L’Efsa si è pronunciata sulla molecola (che deve essere autorizzata dal-l’Ue), lo lare dell’Oms ha esaminato la molecola e l’interazione con altri coformulanti presenti nei prodotti.
Gli interessi in ballo sono evidenti: se il glifosato fosse proibito cambierebbe tutta la ’geografia economica’ della produzione e del commercio di erbicidi in Europa.
L’Italia insieme a Francia e Olanda è adesso contro il proseguimento dell’autorizzazione. La posizione italiana è stata annunciata in un comunicato congiunto dei ministri delle Politiche agricole Maurizio Martina e della Salute Beatrice Lorenzin ai quali si è associato anche il ministro dell’Ambiente Gian Luca Galletti. Roma poi rilancia annunciando un ’Piano nazionale a glifosato zero’ che verrà messo in atto, in tre mosse, «a prescindere dagli esiti del confronto europeo». Intanto, il commissario Ue alla Salute, Vytenis Andriukaitis, aveva già proposto un compromesso, per «ridurre i tempi del prolungamento dell’autorizzazione a 8-10 anni».
D’accordo con l’esecutivo, trentadue associazioni ambientaliste e di agricoltori della coalizione #StopGlifosato (che ieri hanno addirittura scatenato una twitter storm per chiedere il divieto all’uso del prodotto).
Contro l’erbicida, per esempio, si è pronunciato il presidente di Coldiretti, Roberto Moncalvo, che ha spiegato: «È necessario che un eventuale divieto riguardi coerentemente anche l’ingresso in Italia e in Europa di prodotti stranieri con residui di glifosato». Posizione condivisa anche da Ermete Realacci, presidente della Vili Commissione Ambiente della Camera, alla quale si è aggiunta quella del Wwf che ha rilevato come gli erbicidi con questo principio attivo siano «utilizzati per trattamenti agricoli in modo massiccio e ripetuto. E questo può rappresentare un pericolo».
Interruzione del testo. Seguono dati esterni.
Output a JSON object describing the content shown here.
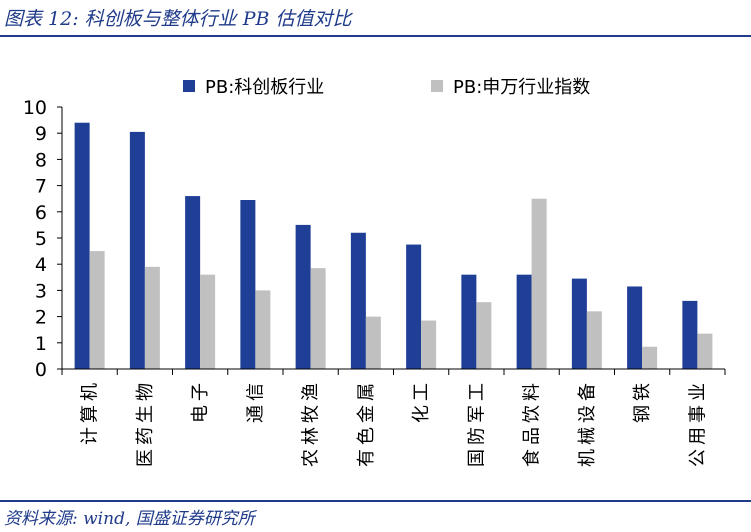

Dall’altro lato gli industriali della chimica. Agrofarma-Federchimica, precisa che tutti gli agrofarmaci, inclusi i diserbanti, prima di essere messi in commercio vengono sottoposti a studi scientifici e a rigorosi controlli, condotti secondo i sistemi di regolamentazione più rigidi e stringenti al mondo. Per Agrofarma, inoltre, le analisi dello lare «non valutano i rischi reali ma producono liste di potenzialità cancerogene squisitamente teoriche poiché si rifanno a valutazioni di laboratorio che non tengono conto dell’esposizione reale dell’uomo alle sostanze attive». Mentre il Consiglio nazionale dei chimici chiede di «non fare allarmismi e di lasciare le valutazioni dei rischi agli organi competenti. Stranamente rilevano ancora i chimici -, queste campagne subiscono accelerazioni solo quando i prodotti non sono più protetti da brevetto e la produzione può essere fatta a costi minori».